Marie-Noëlle Thivierge, chercheuse scientifique à Agriculture et Agroalimentaire Canada

De trois à six espèces

Un mélange allant de trois à six espèces, avec minimalement une légumineuse qui fixe l’azote et une graminée qui l’utilise, est la règle générale à privilégier. « Au-delà de ça, on ne va pas aller chercher une plus-value en termes de production agronomique », soutient la chercheuse, qui prévoit une exception pour un producteur qui voudrait par exemple établir une bande de prairie pour favoriser la biodiversité ou restaurer un champ dégradé.

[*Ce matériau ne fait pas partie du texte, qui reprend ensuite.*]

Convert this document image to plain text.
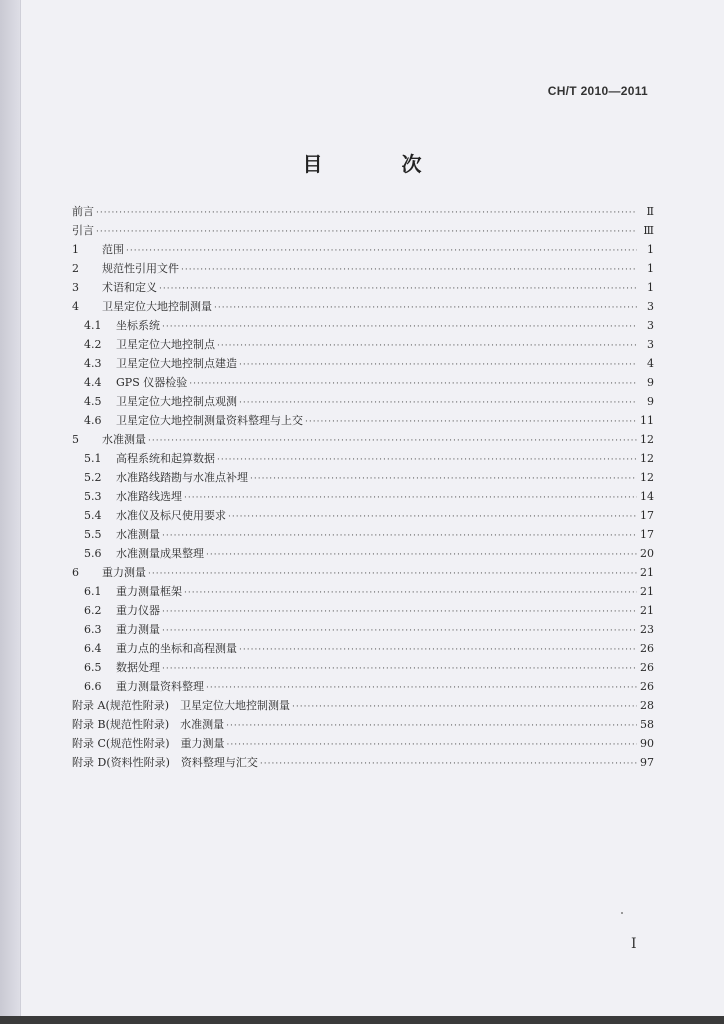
CH/T 2010—2011
目 次
前言 ·····	Ⅱ
引言 ·····	Ⅲ
1 范围 ·····	1
2 规范性引用文件 ·····	1
3 术语和定义 ·····	1
4 卫星定位大地控制测量 ·····	3
4.1 坐标系统 ·····	3
4.2 卫星定位大地控制点 ·····	3
4.3 卫星定位大地控制点建造 ·····	4
4.4 GPS 仪器检验 ·····	9
4.5 卫星定位大地控制点观测 ·····	9
4.6 卫星定位大地控制测量资料整理与上交 ·····	11
5 水准测量 ·····	12
5.1 高程系统和起算数据 ·····	12
5.2 水准路线踏勘与水准点补埋 ·····	12
5.3 水准路线选埋 ·····	14
5.4 水准仪及标尺使用要求 ·····	17
5.5 水准测量 ·····	17
5.6 水准测量成果整理 ·····	20
6 重力测量 ·····	21
6.1 重力测量框架 ·····	21
6.2 重力仪器 ·····	21
6.3 重力测量 ·····	23
6.4 重力点的坐标和高程测量 ·····	26
6.5 数据处理 ·····	26
6.6 重力测量资料整理 ·····	26
附录 A(规范性附录)　卫星定位大地控制测量 ·····	28
附录 B(规范性附录)　水准测量 ·····	58
附录 C(规范性附录)　重力测量 ·····	90
附录 D(资料性附录)　资料整理与汇交 ·····	97
I
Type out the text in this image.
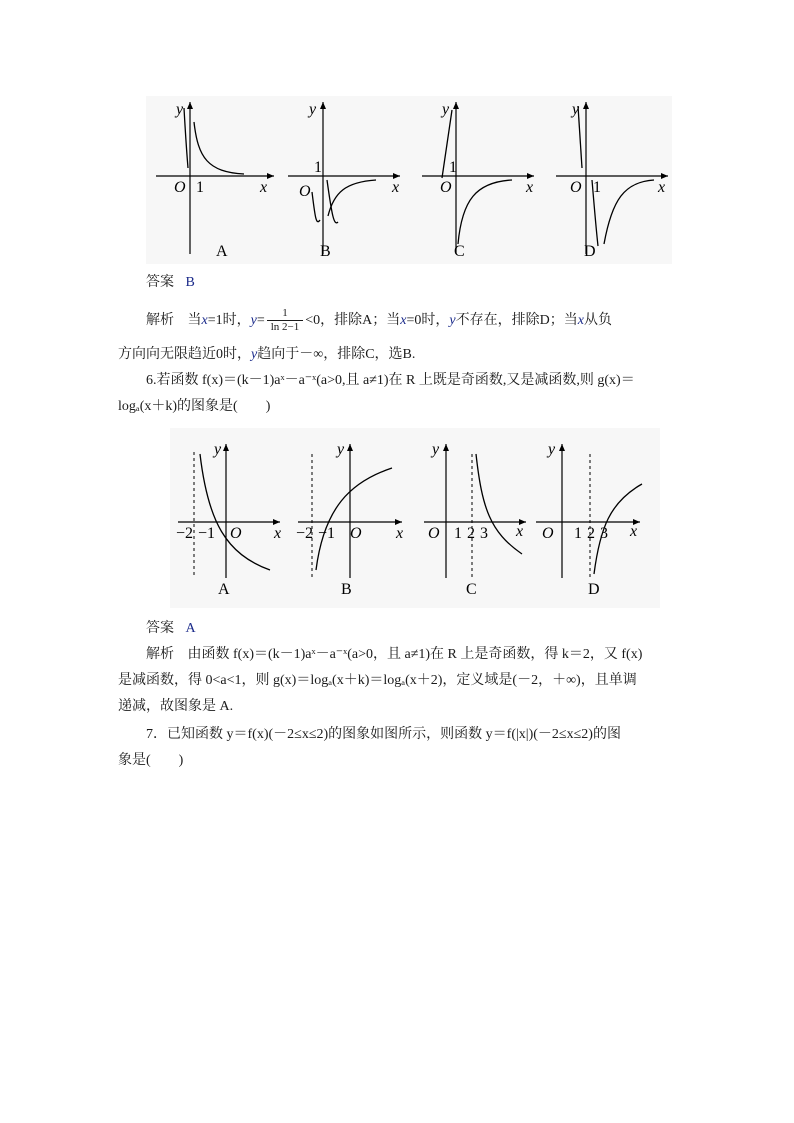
y
x
O 1
A
y
x
O
1
B
y
x
O
1
C
y
x
O 1
D
答案 B
解析 当x=1时，$y= \frac{1}{\ln 2-1} <0$，排除A；当x=0时，y不存在，排除D；当x从负
方向向无限趋近0时，y趋向于－∞，排除C，选B.
6.若函数 f(x)＝(k－1)aˣ－a⁻ˣ(a>0,且 a≠1)在 R 上既是奇函数,又是减函数,则 g(x)＝
logₐ(x＋k)的图象是(　　)
y
x
−2 −1 O
A
y
x
−2 −1 O
B
y
x
O 1 2 3
C
y
x
O 1 2 3
D
答案 A
解析 由函数 f(x)＝(k－1)aˣ－a⁻ˣ(a>0，且 a≠1)在 R 上是奇函数，得 k＝2，又 f(x)
是减函数，得 0<a<1，则 g(x)＝logₐ(x＋k)＝logₐ(x＋2)，定义域是(－2，＋∞)，且单调
递减，故图象是 A.
7．已知函数 y＝f(x)(－2≤x≤2)的图象如图所示，则函数 y＝f(|x|)(－2≤x≤2)的图
象是(　　)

Le nombre de graminées (1, 2 ou 3) affecte peu la valeur nutritive du mélange pourvu qu’elles soient récoltées à leur stade optimal. À l’inverse, l’ajout d’une deuxième légumineuse à la luzerne améliore en général la valeur nutritive du mélange. Par exemple, l’ajout de trèfle blanc améliorera la digestibilité des matières sèches ou l’addition de trèfle rouge et de lotier améliorera le ratio ­énergie-protéines.

C’est aussi dans des conditions météo plus difficiles et plus variables, comme la saison 2023, que les mélanges multiespèces vont révéler toute l’étendue de leurs bénéfices. « Si on a une période de sécheresse par exemple et qu’on a semé cinq espèces, il y a de bonnes chances que deux ou trois d’entre elles tolèrent mieux la sécheresse que les autres. C’est pour ça qu’on va aussi parler de résilience élevée avec les mélanges multiespèces », mentionne la chercheuse scientifique. 

Marie-Noëlle Thivierge

Pas d’espèce miracle

Pour ces raisons, les deux agronomes résistent à la tentation de désigner une légumineuse ou une graminée en particulier comme un incontournable dans un cocktail fourrager.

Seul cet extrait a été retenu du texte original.